Level Three Hobanesqueness is more difficult to define, as it concerns the identification of an experience that is, by definition, mysterious. Hoban often refers to “the moment under the moment” — indeed he wrote a whole book with that title — suggestive of something deeper going on underneath life, the universe and everything cannot be worded. In Riddley Walker (1980), perhaps Hoban’s best-known novel, the titular hero spends much of his time literally finding things underneath other things as he uncovers the secrets of the world’s past, of his own identity and the essential mysteries of the universe (he should in fact have been called Riddley Digger). A fine example of a Level Three Hobanesque situation occurs in a key scene in Chapter 15, where Riddley walks to “Cambry” (Canterbury): he has little idea of why he’s going there but along the way his mind starts to fill with “al words and rimes and all kynds of jumbl of yellerboy stoan thots”. There comes to his mind a story which he calls Stoan, in which he describes a face:
Comes your time to ly down for ever then the stoan man comes to the top of the groun they think theywl stan up then. They cant do it tho. Onlyes strength they had ben when you ben a live. Theyre lying on the groun trying to talk only theres no soun theres grean vines and leaves growing out of their mouf. Them vines getting thicker and pulling the sides of the mouf wide and the leaves getting bigger curling roun the head. Vines growing out of ther mouf. Vines and leaves growing out of the nose hoals and the eyes then breaking the stoan mans face apart. Back in to earf agen.
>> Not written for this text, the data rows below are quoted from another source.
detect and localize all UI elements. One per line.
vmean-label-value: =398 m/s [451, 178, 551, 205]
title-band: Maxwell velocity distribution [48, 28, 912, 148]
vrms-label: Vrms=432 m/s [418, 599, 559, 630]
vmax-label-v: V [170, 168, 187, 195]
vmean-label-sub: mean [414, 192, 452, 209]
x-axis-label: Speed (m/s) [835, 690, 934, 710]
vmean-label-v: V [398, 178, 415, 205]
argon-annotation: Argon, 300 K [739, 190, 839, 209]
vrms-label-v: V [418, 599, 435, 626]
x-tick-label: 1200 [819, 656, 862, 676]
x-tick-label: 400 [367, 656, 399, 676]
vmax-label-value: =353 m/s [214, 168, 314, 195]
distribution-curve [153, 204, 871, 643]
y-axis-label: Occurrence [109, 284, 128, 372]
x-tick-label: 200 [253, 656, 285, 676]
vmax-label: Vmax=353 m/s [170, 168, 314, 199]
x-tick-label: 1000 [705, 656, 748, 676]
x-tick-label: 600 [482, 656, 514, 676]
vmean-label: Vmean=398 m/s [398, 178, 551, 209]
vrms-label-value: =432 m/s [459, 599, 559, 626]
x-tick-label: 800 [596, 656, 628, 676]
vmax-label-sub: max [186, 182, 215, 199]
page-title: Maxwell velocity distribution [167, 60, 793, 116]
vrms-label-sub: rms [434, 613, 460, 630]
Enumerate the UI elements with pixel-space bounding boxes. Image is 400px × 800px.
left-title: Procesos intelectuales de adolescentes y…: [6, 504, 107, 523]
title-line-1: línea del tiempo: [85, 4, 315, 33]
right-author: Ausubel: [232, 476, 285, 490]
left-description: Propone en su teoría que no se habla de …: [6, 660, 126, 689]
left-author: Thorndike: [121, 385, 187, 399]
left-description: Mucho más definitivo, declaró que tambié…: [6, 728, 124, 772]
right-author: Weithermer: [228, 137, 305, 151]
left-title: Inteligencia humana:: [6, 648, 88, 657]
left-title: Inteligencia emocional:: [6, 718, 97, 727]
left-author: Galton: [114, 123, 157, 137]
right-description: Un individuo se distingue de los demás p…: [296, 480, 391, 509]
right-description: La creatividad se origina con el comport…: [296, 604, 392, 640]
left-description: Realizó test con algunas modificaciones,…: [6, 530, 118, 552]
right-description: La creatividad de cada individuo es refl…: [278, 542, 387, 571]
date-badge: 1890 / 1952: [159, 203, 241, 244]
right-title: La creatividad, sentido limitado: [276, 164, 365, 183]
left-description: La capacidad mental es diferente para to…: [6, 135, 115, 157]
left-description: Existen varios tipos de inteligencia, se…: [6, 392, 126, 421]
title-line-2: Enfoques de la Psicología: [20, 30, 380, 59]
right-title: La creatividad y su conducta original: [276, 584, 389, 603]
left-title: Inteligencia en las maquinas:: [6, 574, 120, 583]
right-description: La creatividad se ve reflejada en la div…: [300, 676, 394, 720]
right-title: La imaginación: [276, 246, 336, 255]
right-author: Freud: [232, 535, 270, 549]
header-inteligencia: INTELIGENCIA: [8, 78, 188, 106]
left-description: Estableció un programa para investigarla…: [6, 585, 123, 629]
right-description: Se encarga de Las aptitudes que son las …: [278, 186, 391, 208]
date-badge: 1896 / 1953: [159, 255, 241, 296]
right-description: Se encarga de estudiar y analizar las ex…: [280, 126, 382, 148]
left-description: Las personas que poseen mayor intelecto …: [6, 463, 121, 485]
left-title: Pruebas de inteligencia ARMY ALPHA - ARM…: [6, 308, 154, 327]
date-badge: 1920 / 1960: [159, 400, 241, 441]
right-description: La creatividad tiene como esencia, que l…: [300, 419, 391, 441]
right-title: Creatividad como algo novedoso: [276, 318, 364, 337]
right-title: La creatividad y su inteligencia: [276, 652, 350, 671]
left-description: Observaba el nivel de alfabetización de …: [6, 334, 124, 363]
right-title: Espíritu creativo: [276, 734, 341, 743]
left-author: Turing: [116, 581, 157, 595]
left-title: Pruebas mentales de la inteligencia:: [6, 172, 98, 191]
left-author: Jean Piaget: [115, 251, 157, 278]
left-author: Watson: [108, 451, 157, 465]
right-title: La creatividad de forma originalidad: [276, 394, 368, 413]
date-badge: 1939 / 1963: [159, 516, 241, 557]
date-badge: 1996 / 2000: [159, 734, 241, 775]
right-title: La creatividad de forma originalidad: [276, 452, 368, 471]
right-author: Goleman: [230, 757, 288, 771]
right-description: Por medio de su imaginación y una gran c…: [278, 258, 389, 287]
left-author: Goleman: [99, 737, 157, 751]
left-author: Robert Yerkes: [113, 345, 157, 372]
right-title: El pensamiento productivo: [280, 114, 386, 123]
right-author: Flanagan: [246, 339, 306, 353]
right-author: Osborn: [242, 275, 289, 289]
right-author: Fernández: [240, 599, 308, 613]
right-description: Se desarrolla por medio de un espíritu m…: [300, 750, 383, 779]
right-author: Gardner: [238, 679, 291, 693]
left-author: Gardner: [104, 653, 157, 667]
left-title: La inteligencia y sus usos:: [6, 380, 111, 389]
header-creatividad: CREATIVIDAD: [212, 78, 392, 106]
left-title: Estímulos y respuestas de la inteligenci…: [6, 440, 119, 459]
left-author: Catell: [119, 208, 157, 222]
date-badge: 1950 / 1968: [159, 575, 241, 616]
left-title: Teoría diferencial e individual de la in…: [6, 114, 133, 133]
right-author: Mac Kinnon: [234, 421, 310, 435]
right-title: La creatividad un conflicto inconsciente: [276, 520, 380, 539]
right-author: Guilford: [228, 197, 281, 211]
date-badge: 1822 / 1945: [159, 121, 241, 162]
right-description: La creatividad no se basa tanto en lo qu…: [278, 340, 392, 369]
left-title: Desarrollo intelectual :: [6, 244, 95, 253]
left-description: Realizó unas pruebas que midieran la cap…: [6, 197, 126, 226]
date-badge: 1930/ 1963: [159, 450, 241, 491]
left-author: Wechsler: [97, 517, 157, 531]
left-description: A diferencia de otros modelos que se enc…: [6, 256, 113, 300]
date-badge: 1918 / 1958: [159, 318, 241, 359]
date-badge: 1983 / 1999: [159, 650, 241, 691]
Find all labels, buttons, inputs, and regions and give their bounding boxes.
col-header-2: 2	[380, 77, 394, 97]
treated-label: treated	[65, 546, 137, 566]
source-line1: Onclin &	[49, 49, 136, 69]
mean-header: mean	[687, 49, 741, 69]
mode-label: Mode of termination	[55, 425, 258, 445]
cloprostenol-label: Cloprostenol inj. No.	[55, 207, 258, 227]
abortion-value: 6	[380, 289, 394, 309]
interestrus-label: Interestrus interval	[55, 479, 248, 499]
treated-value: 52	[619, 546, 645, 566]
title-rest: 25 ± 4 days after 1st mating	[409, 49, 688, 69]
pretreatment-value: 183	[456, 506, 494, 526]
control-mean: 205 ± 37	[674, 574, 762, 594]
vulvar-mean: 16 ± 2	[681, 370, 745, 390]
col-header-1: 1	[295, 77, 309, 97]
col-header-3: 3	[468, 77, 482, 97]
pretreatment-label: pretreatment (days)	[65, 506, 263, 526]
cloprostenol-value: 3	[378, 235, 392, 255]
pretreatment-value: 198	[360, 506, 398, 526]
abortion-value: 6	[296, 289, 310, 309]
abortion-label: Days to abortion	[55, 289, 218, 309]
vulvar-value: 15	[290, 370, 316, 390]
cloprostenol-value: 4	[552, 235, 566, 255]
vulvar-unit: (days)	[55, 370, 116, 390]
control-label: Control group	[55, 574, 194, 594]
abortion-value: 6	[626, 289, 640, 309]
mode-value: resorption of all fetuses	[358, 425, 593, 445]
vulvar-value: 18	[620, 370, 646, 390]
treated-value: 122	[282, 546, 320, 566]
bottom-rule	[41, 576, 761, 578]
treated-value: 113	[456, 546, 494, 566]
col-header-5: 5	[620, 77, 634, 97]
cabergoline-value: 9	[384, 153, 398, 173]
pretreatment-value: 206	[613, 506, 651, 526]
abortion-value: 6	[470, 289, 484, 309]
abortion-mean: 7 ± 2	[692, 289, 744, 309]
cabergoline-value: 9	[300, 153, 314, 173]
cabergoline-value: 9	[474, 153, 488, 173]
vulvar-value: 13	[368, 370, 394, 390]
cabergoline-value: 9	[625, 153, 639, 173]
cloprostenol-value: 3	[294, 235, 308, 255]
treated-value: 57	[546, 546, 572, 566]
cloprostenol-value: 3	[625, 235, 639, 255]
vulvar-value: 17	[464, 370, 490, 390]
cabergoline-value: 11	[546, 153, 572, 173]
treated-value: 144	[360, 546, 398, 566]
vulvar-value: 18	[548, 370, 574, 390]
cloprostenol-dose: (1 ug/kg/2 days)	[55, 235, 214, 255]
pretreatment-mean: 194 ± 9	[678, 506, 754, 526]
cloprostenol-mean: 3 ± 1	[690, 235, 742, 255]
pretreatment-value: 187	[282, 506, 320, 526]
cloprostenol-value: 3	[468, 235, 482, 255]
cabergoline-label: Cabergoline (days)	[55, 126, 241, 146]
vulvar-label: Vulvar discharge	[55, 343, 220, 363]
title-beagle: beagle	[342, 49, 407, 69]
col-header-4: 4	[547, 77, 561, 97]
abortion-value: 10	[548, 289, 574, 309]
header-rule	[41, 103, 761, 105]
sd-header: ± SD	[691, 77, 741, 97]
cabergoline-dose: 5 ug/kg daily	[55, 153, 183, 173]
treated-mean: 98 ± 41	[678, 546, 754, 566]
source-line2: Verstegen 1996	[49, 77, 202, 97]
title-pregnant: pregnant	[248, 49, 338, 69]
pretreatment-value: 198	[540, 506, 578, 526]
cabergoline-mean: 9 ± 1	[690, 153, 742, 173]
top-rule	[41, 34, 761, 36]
This is only one of a number of situations in which Hoban’s heroes find themselves — a number perhaps disproportionate to that experienced by the average person in the mundanity of the everyday, but no less true for that. And who wants to read a book solely about the everyday? Perhaps the most Hobanesque of situations is one in which the awesome grows out of the mundane, like the vines and leaves growing out of the Green Man’s mouth.
However, I identify more with the comically mundane situations in Hoban’s work — Orff being accused by his current account of having no balls; Kleinzeit wrestling with the yellow paper to write page one of his novel; William G. in Turtle Diary fuming silently over Sandor’s refusal to clean the bath and cooker after himself.
Hoban has the ability to take almost any situation, no matter how ordinary or profound, and show it to you in such a way that, whether you laugh, cry or gaze on in awe, you learn something from it, whatever that might mean for you.
I suppose, in that case, ‘Hobanesque’ means whatever you want it to mean. Which seems a suitably Hobanesque, or not, way of closing this paper.
Dr Albert Bridge is currently Head of Orphic Studies at the University of Upminster.